The FPGA story, as accelerators in server systems, is still itself evolving, though companies like Altera and Xilinx have prototyping boards available for HMC.
This modular approach suggests major channel implications. The balance of power swings strongly to memory chip makers such as Micron and away from DIMM assemblers without foundries. This won’t be an overnight process, though, since a system structure and chip ecosystem has yet to evolve to use the modular solutions properly. Likely, the closed nature of smartphones will make that the easier market to penetrate.
The server market moving to modular approaches may well be complicated by the rise of a fabric-centric architecture within the server core. Approaches such as Gen-Z make the serial memory links the focus of an RDMA-based fabric that joins CPUs, GPUs, FPGAs and external communications together so that direct use of a common memory among all the server elements is possible as well as cross-cluster sharing of memory and interfaces. Future plans at AMD and NVidia address this tighter coupling of the memory to the GPU so that the problem in current architectures of transferring large amounts of data from CPU memory to GPU memory becomes a thing of the past.
Here too, the balance moves to chip makers at the cost of not only DIMM producers, but makers of add-in cards. Server motherboards will likely have ZIF sockets for SOC solutions for adapting drives or LANs and more sockets for memory and compute elements.
Not all is peace and joy in the vendor camps though. Intel is talking a different pathway than the rest of the industry.
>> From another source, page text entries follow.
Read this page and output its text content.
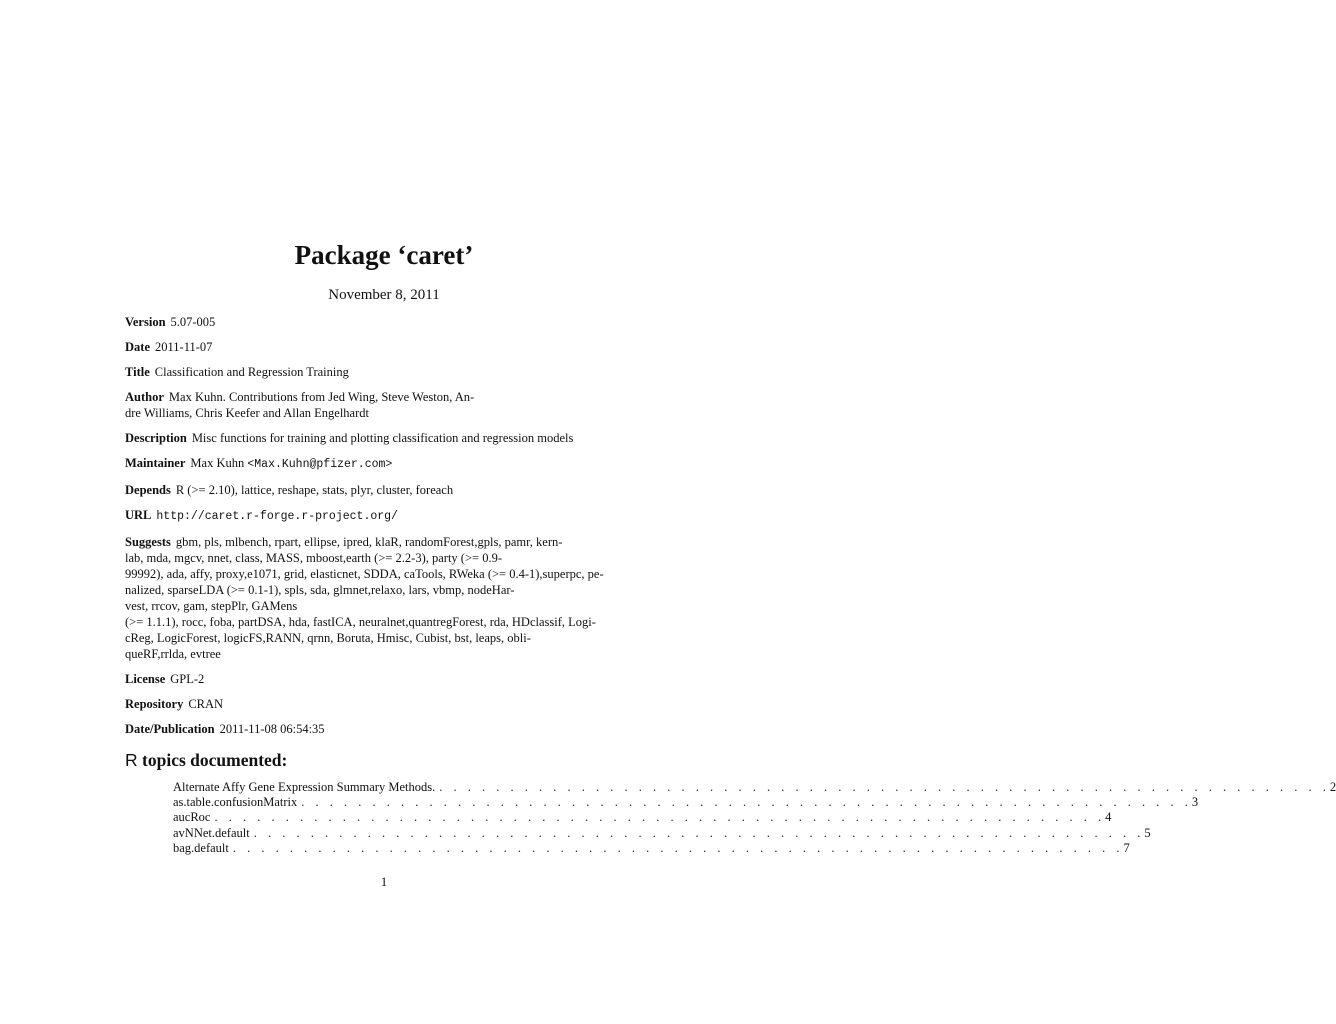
Package ‘caret’
November 8, 2011
Version 5.07-005
Date 2011-11-07
Title Classification and Regression Training
Author Max Kuhn. Contributions from Jed Wing, Steve Weston, An-
dre Williams, Chris Keefer and Allan Engelhardt
Description Misc functions for training and plotting classification and regression models
Maintainer Max Kuhn <Max.Kuhn@pfizer.com>
Depends R (>= 2.10), lattice, reshape, stats, plyr, cluster, foreach
URL http://caret.r-forge.r-project.org/
Suggests gbm, pls, mlbench, rpart, ellipse, ipred, klaR, randomForest,gpls, pamr, kern-
lab, mda, mgcv, nnet, class, MASS, mboost,earth (>= 2.2-3), party (>= 0.9-
99992), ada, affy, proxy,e1071, grid, elasticnet, SDDA, caTools, RWeka (>= 0.4-1),superpc, pe-
nalized, sparseLDA (>= 0.1-1), spls, sda, glmnet,relaxo, lars, vbmp, nodeHar-
vest, rrcov, gam, stepPlr, GAMens
(>= 1.1.1), rocc, foba, partDSA, hda, fastICA, neuralnet,quantregForest, rda, HDclassif, Logi-
cReg, LogicForest, logicFS,RANN, qrnn, Boruta, Hmisc, Cubist, bst, leaps, obli-
queRF,rrlda, evtree
License GPL-2
Repository CRAN
Date/Publication 2011-11-08 06:54:35
R topics documented:
Alternate Affy Gene Expression Summary Methods. . . . . . . . . . . . . . . . . . . . . . . . . . . . . . . . . . . . . . . . . . . . . . . . . . . . . . . . . . . . . . . . 2
as.table.confusionMatrix . . . . . . . . . . . . . . . . . . . . . . . . . . . . . . . . . . . . . . . . . . . . . . . . . . . . . . . . . . . . . . . 3
aucRoc . . . . . . . . . . . . . . . . . . . . . . . . . . . . . . . . . . . . . . . . . . . . . . . . . . . . . . . . . . . . . . . 4
avNNet.default . . . . . . . . . . . . . . . . . . . . . . . . . . . . . . . . . . . . . . . . . . . . . . . . . . . . . . . . . . . . . . . 5
bag.default . . . . . . . . . . . . . . . . . . . . . . . . . . . . . . . . . . . . . . . . . . . . . . . . . . . . . . . . . . . . . . . 7
1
Instead of HMC for servers, there is discussion of a High-Bandwidth, Low-Latency (HBLL) DIMM solution that fits the performance gap between Optane NVDIMM and L3 cache better.
As a final complication, while these new memories are very fast, capacity is somewhat limited and is currently in the 16GB range or less. While this is similar to DIMMs, the architectures preclude lots of modules today. With a desire for terabyte sized memory, this is a problem that has no elegant solution yet. It may well be that an Intel HBLL approach with Optane in NVDIMMs may be a solution.
Despite Intel’s apparent apostasy (nothing is officially announced as product, yet), it’s clear that systems will become faster and more modular. To compound that modularity, NVMe over Ethernet is getting a lot of attention in the market as a way to share primary storage, so decoupling drives from servers, though they may still share packaging. All of this should settle into a roadmap for the whole industry in the first half of 2018 and lead to a truly major jump in system performance which should give an impetus to the whole market for systems and storage.